Inflación de agosto: cinco consultoras la ubican entre 1,4% y 1,9% y proyectan un septiembre sin grandes cambios
Alimentos y bebidas lideraron la moderación, mientras servicios, combustibles y tipo de cambio aparecen como los frentes que pueden sostener la presión sobre los precios en los próximos meses. Analytica estima que el IPC transitará entre 1% y 2% hasta fin de año.
El Índice de Precios al Consumidor (IPC) de agosto habría cerrado entre 1,4% y 1,9%, según las mediciones semanales difundidas por cinco consultoras privadas, en lo que constituye una desaceleración clara respecto del 2,1% registrado en julio. La Fundación Libertad y Progreso aportó la estimación más baja, con 1,4%; seguida por EcoGo, con 1,5%; C&T Asesores Económicos, con 1,6%; Analytica, con 1,7%; e Invecq, con 1,9%. La coincidencia entre las cinco firmas en un rango estrecho refuerza la lectura de una inflación en baja, aunque todavía lejos de retomar el sendero de un dígito mensual consolidado.
Alimentos y bebidas, el ancla de la moderación
El rubro de alimentos y bebidas fue el principal responsable de la trayectoria descendente. De acuerdo con los relevamientos de las consultoras, su variación mensual se ubicó por debajo del índice general en la mayoría de las mediciones: la Fundación Libertad y Progreso reportó una suba de 1,1% para el rubro durante agosto, mientras que EcoGo detectó un aumento de apenas 0,3% en alimentos durante la última semana del mes, lo que la llevó a recortar su proyección general en 0,1 punto porcentual respecto de la semana previa. Invecq, por su parte, registró una caída de 0,1% en los precios durante la cuarta semana, una señal de menor presión hacia el cierre del mes.
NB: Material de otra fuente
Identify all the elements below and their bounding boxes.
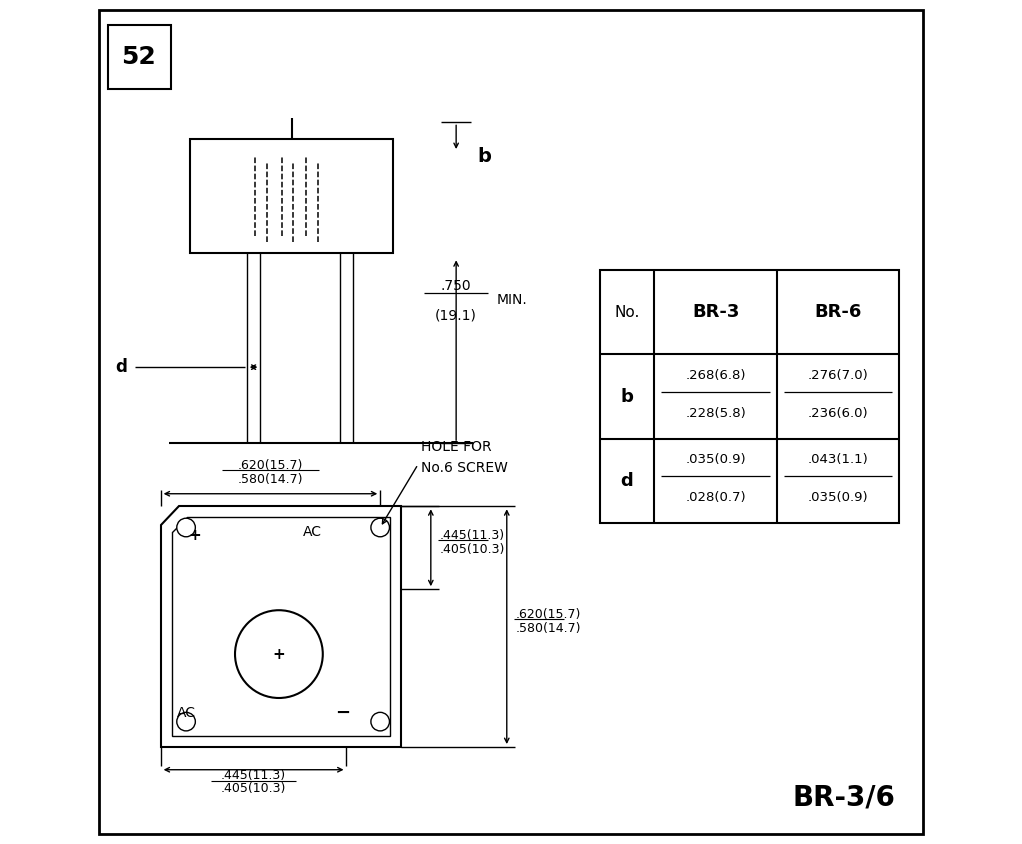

- Verduras: suba acumulada de 5,6%.
- Frutas: suba acumulada de 2,6%.
- Carnes y derivados: suba de 0,7%.
- Otros alimentos: suba de 0,9%.
Los incrementos registrados en verduras y frutas superaron con holgura el promedio del rubro y reflejan la sensibilidad de esos productos a factores estacionales (variaciones propias del calendario agrícola) y climáticos. Aun así, esos movimientos no alcanzaron para revertir la tendencia general a la baja que mostró la canasta de alimentos en su conjunto durante agosto.
Servicios, combustibles y tipo de cambio: los frentes que quedan abiertos
El panorama cambia cuando se observa la dinámica de los servicios privados. Las tarifas de internet y telefonía celular registran subas superiores al 2% mensual, un ritmo que se ubica por encima del índice general y que les otorga un peso creciente dentro de los rubros que el consumidor paga de manera recurrente (los llamados gastos fijos del hogar). Se trata de un segmento donde la actualización de precios suele seguir la evolución del tipo de cambio y de los costos dolarizados, lo que lo convierte en un vector de presión adicional sobre el índice.
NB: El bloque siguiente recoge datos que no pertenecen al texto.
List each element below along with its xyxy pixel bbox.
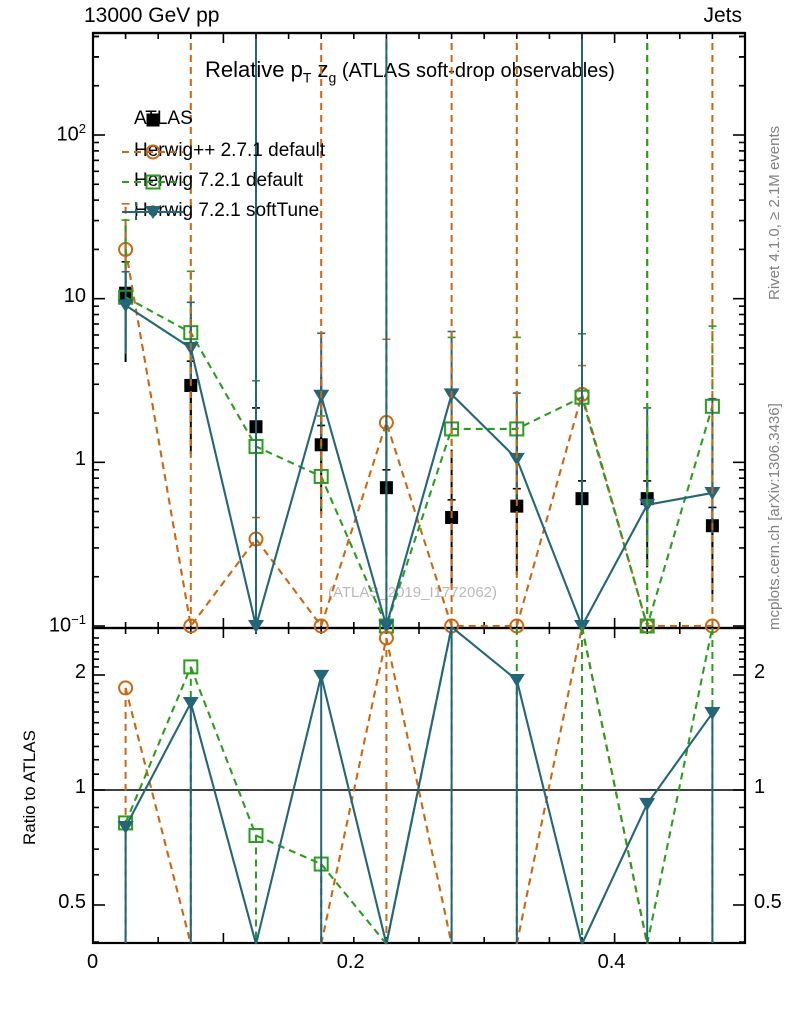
ratio-line [189, 702, 258, 945]
legend-marker-square-filled [146, 113, 160, 127]
x-tick-label: 0 [87, 951, 99, 973]
ratio-line [255, 834, 322, 866]
marker-triangle-down [117, 821, 134, 835]
marker-triangle-down [182, 696, 199, 710]
marker-circle-open [145, 144, 161, 160]
ratio-line [646, 626, 714, 945]
ratio-line [124, 666, 192, 824]
ratio-line [385, 637, 453, 945]
x-tick-label: 0.4 [597, 951, 626, 973]
marker-triangle-down [574, 620, 590, 633]
title-pre: Relative p [205, 57, 303, 82]
vertical-stems [189, 39, 714, 626]
title-sub-zg: g [328, 69, 337, 86]
ratio-y-tick-label-left: 1 [74, 776, 86, 798]
marker-triangle-down [248, 620, 264, 633]
ratio-y-tick-label-left: 0.5 [58, 891, 86, 913]
ratio-line [189, 666, 257, 836]
ratio-line [320, 637, 388, 945]
marker-triangle-down [508, 674, 525, 688]
header-right-label: Jets [703, 4, 742, 27]
marker-triangle-down [508, 452, 525, 466]
ratio-line [515, 626, 584, 945]
main-y-tick-label: 102 [56, 121, 86, 146]
legend-marker-square-open [122, 174, 184, 190]
ratio-y-tick-label-right: 0.5 [754, 891, 782, 913]
marker-square-filled [510, 499, 524, 513]
legend-label: Herwig 7.2.1 default [134, 170, 303, 191]
legend-marker-circle-open [122, 144, 184, 160]
header-left-label: 13000 GeV pp [84, 4, 220, 27]
marker-triangle-down [639, 797, 656, 811]
ratio-line [515, 679, 584, 945]
series-herwig-2-7-1-default [118, 202, 720, 634]
marker-circle-open [118, 680, 134, 696]
ratio-series-herwig-7-2-1-softtune [117, 626, 721, 945]
ratio-line [320, 675, 388, 945]
ratio-line [254, 675, 323, 945]
ratio-y-tick-label-left: 2 [74, 661, 86, 683]
ratio-line [450, 626, 518, 681]
page-title: Relative pT zg (ATLAS soft-drop observab… [205, 57, 615, 85]
marker-triangle-down [145, 206, 161, 219]
marker-square-open [248, 828, 264, 844]
main-y-tick-label: 10−1 [48, 612, 86, 637]
ratio-series-herwig-2-7-1-default [118, 626, 649, 945]
legend-label: Herwig++ 2.7.1 default [134, 140, 326, 161]
series-line [125, 296, 714, 630]
legend-entry: Herwig 7.2.1 default [120, 170, 303, 192]
ratio-y-tick-label-right: 1 [754, 776, 766, 798]
main-y-tick-label: 1 [74, 448, 86, 471]
marker-circle-open [378, 630, 394, 646]
main-y-tick-label: 10 [63, 284, 86, 307]
marker-triangle-down [117, 299, 134, 313]
marker-triangle-down [704, 707, 721, 721]
x-tick-label: 0.2 [336, 951, 365, 973]
title-mid: z [311, 57, 329, 82]
ratio-y-tick-label-right: 2 [754, 661, 766, 683]
ratio-line [580, 626, 649, 945]
series-line [124, 249, 713, 629]
legend-entry: ATLAS [120, 108, 193, 130]
marker-square-filled [146, 113, 160, 127]
legend-label: Herwig 7.2.1 softTune [134, 200, 320, 221]
legend-marker-triangle-down-filled [122, 202, 184, 222]
legend-entry: Herwig++ 2.7.1 default [120, 140, 325, 162]
ratio-line [320, 863, 388, 945]
ratio-series-herwig-7-2-1-default [118, 626, 714, 945]
series-herwig-7-2-1-softtune [117, 270, 721, 633]
marker-square-open [145, 174, 161, 190]
series-line [125, 304, 713, 631]
ratio-line [124, 702, 192, 828]
marker-square-open [183, 659, 199, 675]
title-sub-pt: T [302, 69, 312, 86]
marker-triangle-down [313, 669, 330, 683]
ratio-line [581, 803, 649, 945]
ratio-line [646, 712, 714, 805]
legend-entry: Herwig 7.2.1 softTune [120, 200, 319, 222]
ratio-line [385, 626, 453, 945]
ratio-line [124, 687, 192, 945]
marker-triangle-down [378, 620, 395, 633]
title-post: (ATLAS soft-drop observables) [336, 60, 615, 82]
En paralelo, el precio internacional del petróleo agrega incertidumbre para septiembre. El barril de Brent, referencia para el mercado argentino de combustibles, cerró la semana pasada en USD 95, por encima de los USD 90 que la empresa YPF tomó como base para el último ajuste en surtidor. Esa diferencia de cinco dólares por barril deja abierta la posibilidad de un nuevo aumento en el precio de la nafta y el gasoil, con impacto directo sobre el transporte y la cadena de distribución de alimentos, dos componentes que eventualmente se trasladan al consumidor final.
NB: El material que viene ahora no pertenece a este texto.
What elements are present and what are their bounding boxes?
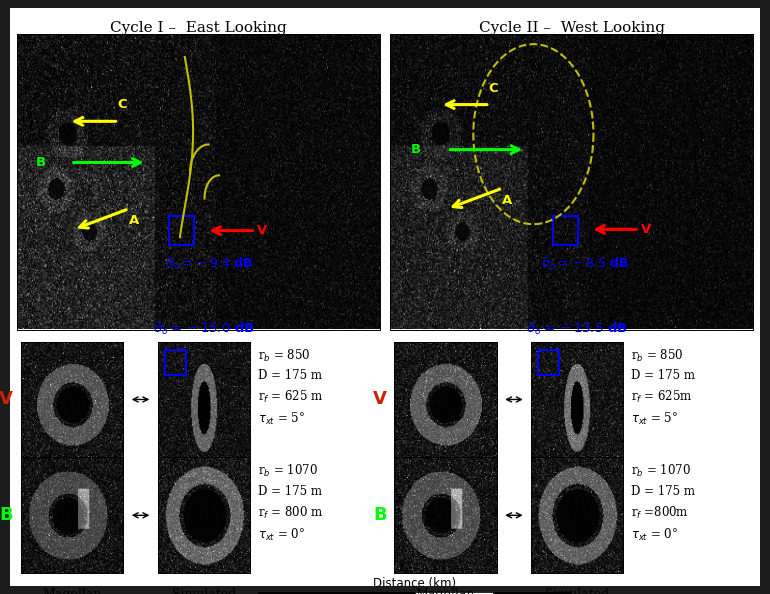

“Para los próximos meses, los economistas no anticipan una caída rápida. Ricardo Delgado, de Analytica, proyecta que la inflación transitará entre 1% y 2% hasta fin de año, con registros en la zona del uno coma. Para septiembre, estima un resultado parecido al de agosto, una visión que coincide con la del resto de las consultoras consultadas.”Ricardo Delgado, de Analytica
En definitiva, el cuadro de agosto muestra una inflación que modera su ritmo pero que todavía encuentra focos de tensión en los servicios regulados y en los bienes atados al precio del petróleo y al tipo de cambio. Resta confirmar la cifra oficial del Instituto Nacional de Estadística y Censos (INDEC), que se difundirá en la fecha habitual del calendario y permitirá contrastar las estimaciones privadas con el dato efectivamente publicado por el organismo. A partir de esa referencia se calibrará el piso sobre el cual se proyecten los registros de septiembre y del último tramo del año.